Neste mês, o mandato dos representantes rotativos foi prorrogado até março do ano que vem, em virtude da pandemia do novo coronavírus. O Conama é o órgão consultivo oficial do Sistema Nacional do Meio Ambiente.

Parlamentares vão ao STF para derrubar decisão 
As decisões anunciadas ontem pelo Conselho Nacional do Meio Ambiente (Conama), presidido pelo ministro do Meio Ambiente, Ricardo Salles, passaram a ser alvos de uma série de questionamentos judiciais assim que foram oficializadas, no início da tarde.

A Rede Sustentabilidade entrou com ação no Supremo Tribunal Federal (STF), com pedido para que seja declarada a inconstitucionalidade da nova resolução do Conama, de número 500 Essa noVa resolução aprovou a extinção de duas resoluções que delimitam as áreas de proteção permanente (APPs) de manguezais e de restingas do litoral brasileiro, o que abre espaço para especulação imobiliária nas faixas de vegetação das praias e ocupação de áreas de mangues para produção de camarão.

O Conama revogou ainda uma resolução que exigia o licenciamento ambiental para projetos de irrigação, além de aprovar uma nova regra, para permitir que materiais de embalagens e restos de agrotóxicos possam ser queimados em fornos industriais para serem transformados em cimento, substituindo as regras que determinavam o devido descarte ambiental desse material.

Na ação, a Rede argumenta que houve violação aos parâmetros normativos previstos sobre o licenciamento de empreendimentos de irrigação, sobre os limites de Áreas de Preservação Permanente de reservatórios artificiais e de localidades em geral e sobre a queima de agrotóxicos e outros materiais orgânicos em fornos de cimento.

O documento alerta sobre a "violação ao direito ao meio ambiente equilibrado, caracterizada por queimada de agrotóxicos, diminuição de APPs à revelia de recomendações técnicas e modificação nociva ao meio ambiente no que diz respeito à irrigação na agricultura". A peça trata ainda de "ofensa ao princípio da vedação ao retrocesso institucional e socioambiental".

Resoluções
Na Câmara, o deputado Alessandro Molon (PSB-RJ) apresentou um projeto de lei legislativo, no qual também pede que a nova resolução seja sustada, para que os temas sejam analisados. "Há um dever estatal de assegurar a progressiva melhoria da qualidade ambiental, não se admitindo flexibilizar direitos ambientais já consolidados.

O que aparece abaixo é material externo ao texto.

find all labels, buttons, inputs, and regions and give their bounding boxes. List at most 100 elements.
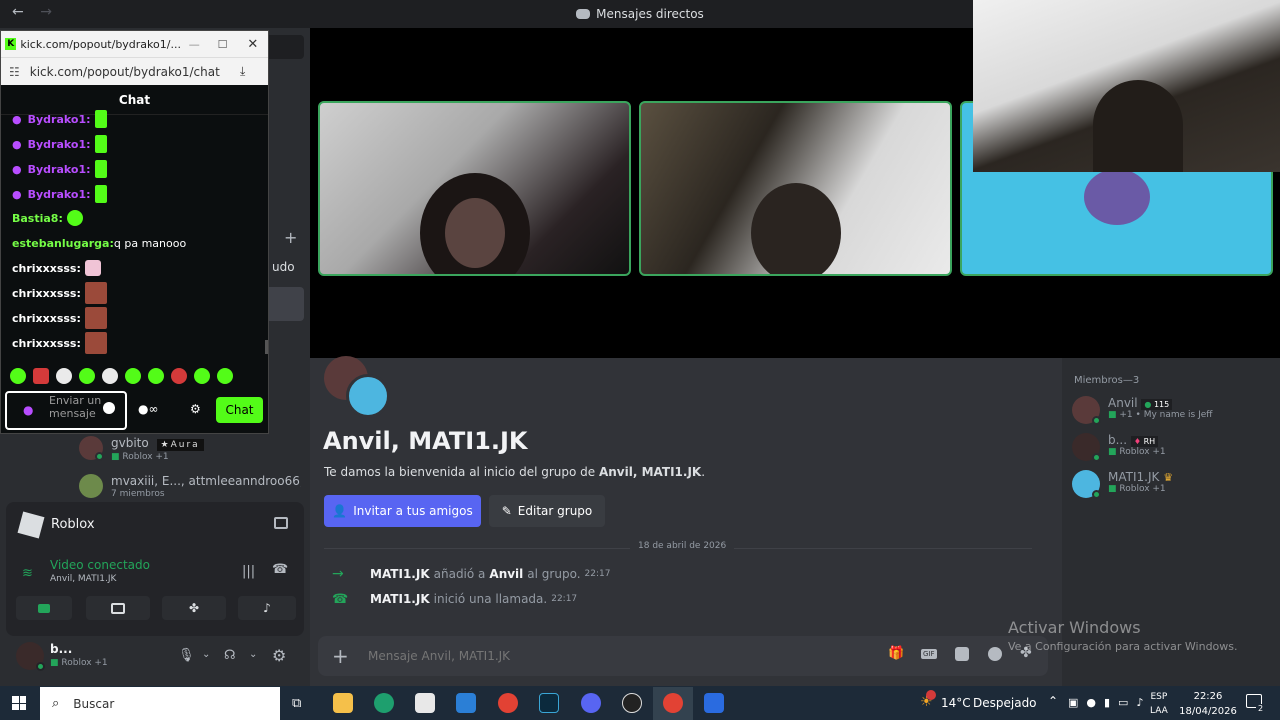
chrome-icon[interactable] [498, 693, 518, 713]
weather-temp[interactable]: 14°C [941, 696, 971, 710]
emote-icon[interactable] [217, 368, 233, 384]
user-avatar[interactable] [16, 642, 45, 671]
sidebar-selected-item[interactable] [269, 287, 304, 321]
emote-icon[interactable] [148, 368, 164, 384]
chat-username[interactable]: Bydrako1: [28, 138, 91, 151]
store-icon[interactable] [415, 693, 435, 713]
event-actor[interactable]: MATI1.JK [370, 567, 430, 581]
chat-username[interactable]: Bydrako1: [28, 188, 91, 201]
phone-icon: ☎ [332, 591, 349, 607]
vegas-icon[interactable] [539, 693, 559, 713]
mic-icon[interactable]: 🎙 [178, 648, 195, 663]
send-chat-button[interactable]: Chat [216, 397, 263, 423]
message-input[interactable] [368, 646, 868, 666]
obs-icon[interactable] [622, 693, 642, 713]
chat-username[interactable]: Bastia8: [12, 212, 63, 225]
popup-url[interactable]: kick.com/popout/bydrako1/chat [30, 65, 240, 79]
camera-button[interactable] [16, 596, 72, 620]
sidebar-partial-label[interactable]: udo [272, 260, 295, 274]
emote-icon[interactable] [79, 368, 95, 384]
edge-icon[interactable] [374, 693, 394, 713]
chat-settings-icon[interactable]: ⚙ [190, 402, 201, 416]
soundboard-icon[interactable]: ||| [242, 564, 255, 579]
chevron-down-icon[interactable]: ⌄ [202, 649, 210, 660]
file-explorer-icon[interactable] [333, 693, 353, 713]
chat-username[interactable]: Bydrako1: [28, 163, 91, 176]
popup-title-bar: K kick.com/popout/bydrako1/... — ☐ ✕ [1, 31, 268, 57]
chrome-profile-icon[interactable] [663, 693, 683, 713]
tray-chevron-icon[interactable]: ⌃ [1048, 694, 1058, 708]
download-icon[interactable]: ⤓ [240, 64, 268, 79]
chat-username[interactable]: chrixxxsss: [12, 312, 81, 325]
task-view-icon[interactable]: ⧉ [292, 696, 301, 711]
member-mati[interactable]: MATI1.JK ♛ ■ Roblox +1 [1072, 470, 1173, 499]
emote-icon[interactable] [56, 368, 72, 384]
gif-icon[interactable]: GIF [921, 649, 937, 659]
chat-emote [84, 307, 107, 329]
weather-desc[interactable]: Despejado [973, 696, 1037, 710]
forward-arrow-icon[interactable]: → [40, 4, 52, 20]
dm-item-group[interactable]: mvaxiii, E..., attmleeanndroo66,... 7 mi… [75, 470, 303, 502]
chat-username[interactable]: chrixxxsss: [12, 262, 81, 275]
event-actor[interactable]: MATI1.JK [370, 592, 430, 606]
chat-scrollbar[interactable] [265, 340, 268, 354]
soundboard-button[interactable]: ♪ [238, 596, 296, 620]
maximize-icon[interactable]: ☐ [207, 38, 237, 51]
emoji-icon[interactable] [103, 402, 115, 414]
sidebar-search-box[interactable] [269, 35, 304, 59]
back-arrow-icon[interactable]: ← [12, 4, 24, 20]
emote-icon[interactable] [10, 368, 26, 384]
emote-icon[interactable] [125, 368, 141, 384]
video-tile-b[interactable] [639, 101, 952, 276]
mail-icon[interactable] [456, 693, 476, 713]
member-anvil[interactable]: Anvil ● 115 ■ +1 • My name is Jeff [1072, 396, 1212, 425]
chat-username[interactable]: estebanlugarga: [12, 237, 114, 250]
kick-logo-icon: K [5, 38, 17, 50]
chat-username[interactable]: Bydrako1: [28, 113, 91, 126]
close-icon[interactable]: ✕ [238, 37, 268, 52]
emoji-icon[interactable] [988, 647, 1002, 661]
minimize-icon[interactable]: — [181, 38, 207, 51]
clock-date: 18/04/2026 [1179, 706, 1237, 717]
clock[interactable]: 22:26 18/04/2026 [1178, 689, 1238, 719]
user-name[interactable]: b... [50, 642, 72, 656]
edit-group-button[interactable]: ✎ Editar grupo [489, 495, 605, 527]
gift-icon[interactable]: 🎁 [888, 646, 904, 661]
chat-emote [66, 210, 83, 226]
disconnect-icon[interactable]: ☎ [272, 562, 288, 577]
member-b[interactable]: b... ♦ RH ■ Roblox +1 [1072, 433, 1166, 462]
emote-icon[interactable] [171, 368, 187, 384]
mic-icon[interactable]: ● [23, 403, 33, 417]
gear-icon[interactable]: ⚙ [272, 646, 286, 665]
activities-button[interactable]: ✤ [162, 596, 226, 620]
chat-username[interactable]: chrixxxsss: [12, 287, 81, 300]
voice-channel[interactable]: Anvil, MATI1.JK [50, 574, 116, 584]
discord-taskbar-icon[interactable] [581, 693, 601, 713]
emote-icon[interactable] [194, 368, 210, 384]
site-settings-icon[interactable]: ☷ [9, 65, 20, 79]
chat-input-box[interactable]: ● Enviar un mensaje [5, 391, 127, 430]
share-screen-button[interactable] [86, 596, 150, 620]
tray-icons[interactable]: ▣●▮▭♪ [1068, 696, 1151, 709]
emote-icon[interactable] [33, 368, 49, 384]
roblox-taskbar-icon[interactable] [704, 693, 724, 713]
self-camera-preview[interactable] [973, 0, 1280, 172]
video-tile-anvil[interactable] [318, 101, 631, 276]
invite-friends-button[interactable]: 👤 Invitar a tus amigos [324, 495, 481, 527]
sticker-icon[interactable] [955, 647, 969, 661]
plus-icon[interactable]: + [332, 644, 349, 668]
emote-icon[interactable] [102, 368, 118, 384]
taskbar-search[interactable]: ⌕ Buscar [40, 687, 280, 720]
dm-item-gvbito[interactable]: gvbito ★Aura ■ Roblox +1 [75, 434, 303, 466]
voice-status[interactable]: Video conectado [50, 558, 150, 572]
chat-emote [84, 260, 101, 276]
event-target[interactable]: Anvil [489, 567, 523, 581]
channel-points-icon[interactable]: ●∞ [138, 402, 158, 416]
chat-username[interactable]: chrixxxsss: [12, 337, 81, 350]
headphones-icon[interactable]: ☊ [224, 648, 236, 663]
windows-start-icon[interactable] [12, 696, 26, 710]
language-indicator[interactable]: ESP LAA [1150, 690, 1168, 718]
add-dm-icon[interactable]: + [284, 228, 297, 247]
chevron-down-icon[interactable]: ⌄ [249, 649, 257, 660]
screen-share-icon[interactable] [274, 517, 288, 529]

A extinção de espaços protegidos, por exemplo, é um flagrante retrocesso na preservação ambiental", afirma Molon. "Como as revogações das referidas resoluções visam atender setores econômicos e beneficiar empreendimentos imobiliários, se faz necessário observar que na CF existe um entrelace da ordem econômica com o meio ambiente."
Mais cedo, uma ação popular assinada por Nilto Tatto (PT-SP), Enio José Verri (PT-PR) e Gleisi Hoffmann (PR-PR) pedia a suspensão da reunião e de suas decisões.

A Associação Brasileira dos Membros do Ministério Público de Meio Ambiente (Abrampa) também emitiu uma manifestação de repúdio contra a proposta de extinguir as resoluções ambientais. Instituição civil que reúne promotores de justiça e procuradores da República com atuação na defesa jurídica do meio ambiente, a Abrampa afirmou que a revogação das resoluções afronta os ditames legais e "ofende o princípio do não retrocesso, o qual permite aos Poderes da República apenas avanços na proteção ambiental, ao passo que atos normativos contrários à evolução na proteção ambiental propiciam mais insegurança jurídica e instabilidade institucional".